Der SAP-Mitbegründer und sein Baby: Dietmar Hopp vor dem Bild eines Modells des neuen Stadions der TSG Hoffenheim. Foto: dpa
HOFFENHEIM. Wenn die Nacht um 22 Uhr den Tag erschlägt und nur Finsternis überlebt, jault in Hoffenheim keiner auf. Keine Katze, kein Hund, kein Niemand. Zeugen der Nacht gibt es nicht, allein die Holzwürmer in den faulenden Fachwerkhäusern treibt es nach draußen.

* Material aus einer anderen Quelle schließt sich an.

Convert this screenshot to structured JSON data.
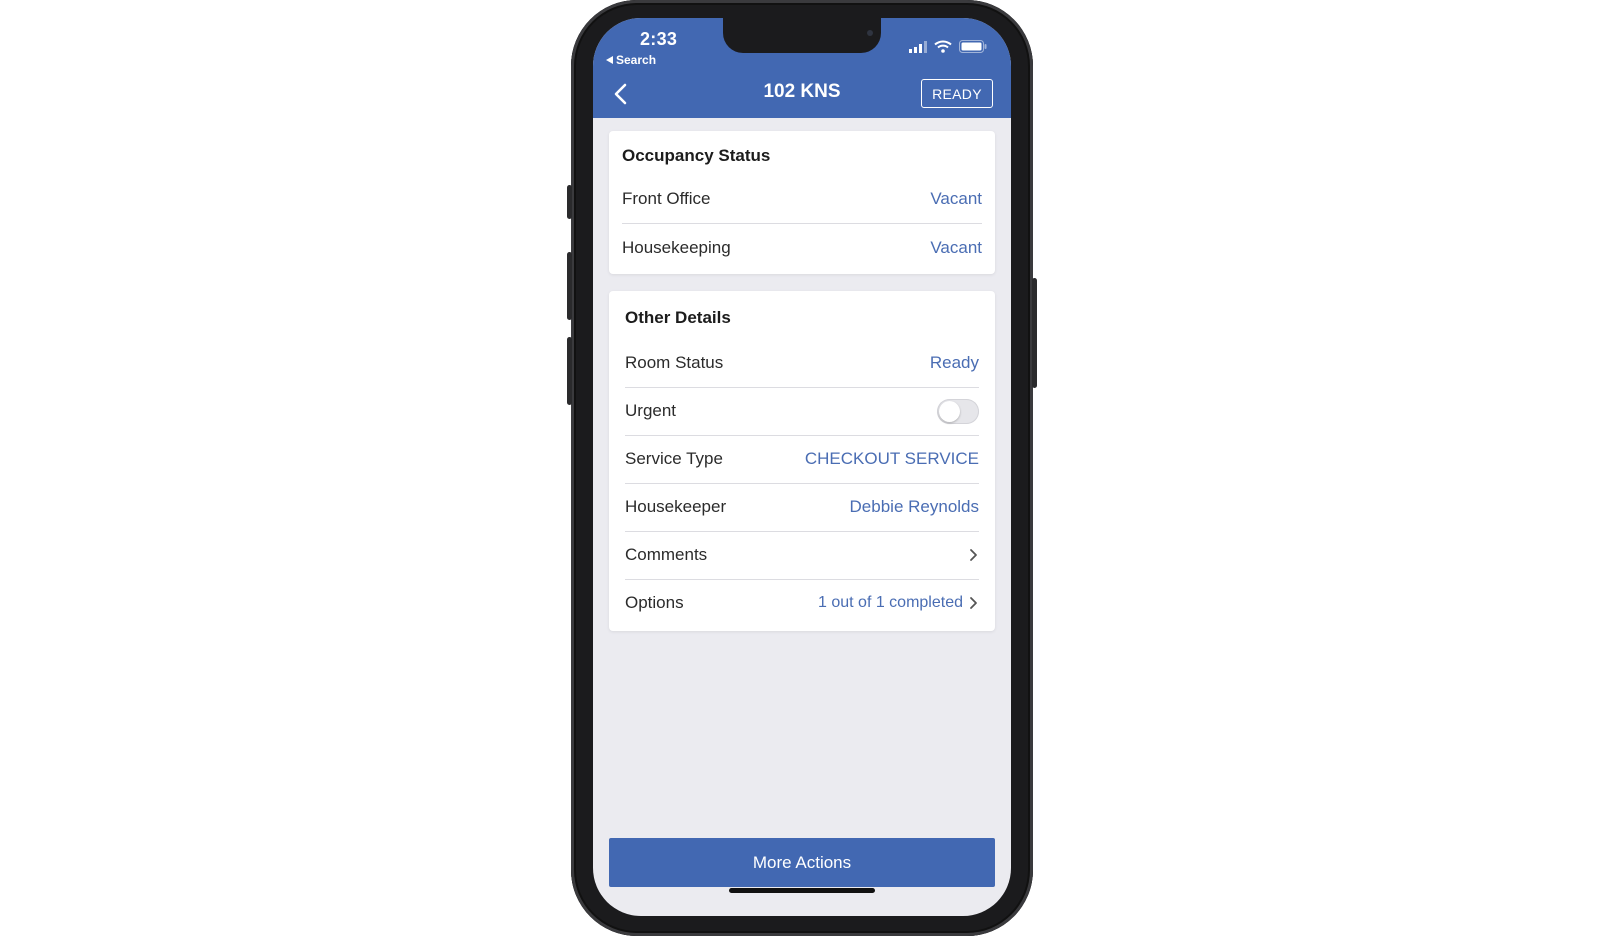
{
  "status_bar": {
    "time": "2:33",
    "back_app": "Search"
  },
  "nav": {
    "title": "102 KNS",
    "ready_button": "READY"
  },
  "occupancy": {
    "title": "Occupancy Status",
    "rows": [
      {
        "label": "Front Office",
        "value": "Vacant"
      },
      {
        "label": "Housekeeping",
        "value": "Vacant"
      }
    ]
  },
  "details": {
    "title": "Other Details",
    "room_status": {
      "label": "Room Status",
      "value": "Ready"
    },
    "urgent": {
      "label": "Urgent",
      "on": false
    },
    "service_type": {
      "label": "Service Type",
      "value": "CHECKOUT SERVICE"
    },
    "housekeeper": {
      "label": "Housekeeper",
      "value": "Debbie Reynolds"
    },
    "comments": {
      "label": "Comments"
    },
    "options": {
      "label": "Options",
      "value": "1 out of 1 completed"
    }
  },
  "more_actions": "More Actions",
  "colors": {
    "brand": "#4268b2",
    "link": "#4a6db3",
    "background": "#ebebf0"
  },
  "icons": [
    "back-chevron-icon",
    "signal-icon",
    "wifi-icon",
    "battery-icon",
    "chevron-right-icon"
  ]
}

Dann ist es so still wie sonst nur zur Mittagszeit, wenn die Bäckerei Krotz dicht ist, der Lottoladen die Rollläden runterlässt und keiner bei „Ihre Kette“ einkauft.
Nur selten kreuzen Fremde in der Nacht auf. „What? No Gaststätte? Where the hell are we?“ Nicht mal 'ne Dorfkneipe gibt's. Ungläubig zieht der entgeisterte Südafrikaner die Augenbrauen steil wie eine durchstartende Concorde hoch. Ihn hat das Fußballvirus gepackt und jenseits von Afrika ins 3 258-Seelen-Nest Hoffenheim, Germany, getrieben.
Neulich waren in dem Kaff selbst die Tage zur Nacht geworden. „Da war das ganze Dorf tot“, erzählt Hans Seyfert, 60, Zeugwart und Maskottchen der „TSG 1899 Hoffenheim“. 71 Busse voller Einheimischer waren zum Fußballspiel nach Dortmund gerollt, wenig später ließen sich 4 000 Fans zur Schlacht nach Köln karren. „Vom Fußball sind alle betroffen, selbst wenn sie keinen Spielernamen kennen, keinen blauweißen Wimpel raushängen und nie im Stadion waren“, schwelgt Schrankenwärter Harald Weber, kurbelt die Schranke am Bahnübergang per Hand runter und stellt alle Signale auf Grün.
Karte: Fußballprovinz Hoffenheim – wo sie zu finden ist
Nachts tropft nur an der Ecke Sinsheimer/Eschelbacher Straße noch müdes Licht auf die verödete B 45, die das ganze Dorf durchschneidet. Mehmed Akseven hält in seinem „Memo Bistro-Pizzeria-Kebab-Dönerladen“ bis Mitternacht durch.Ein Döner-Schuppen, der vom Gastarbeiter-Deutschland kündet und in dem tagsüber die endlosen Lastwagen-Karawanen die Scheiben erzittern lassen.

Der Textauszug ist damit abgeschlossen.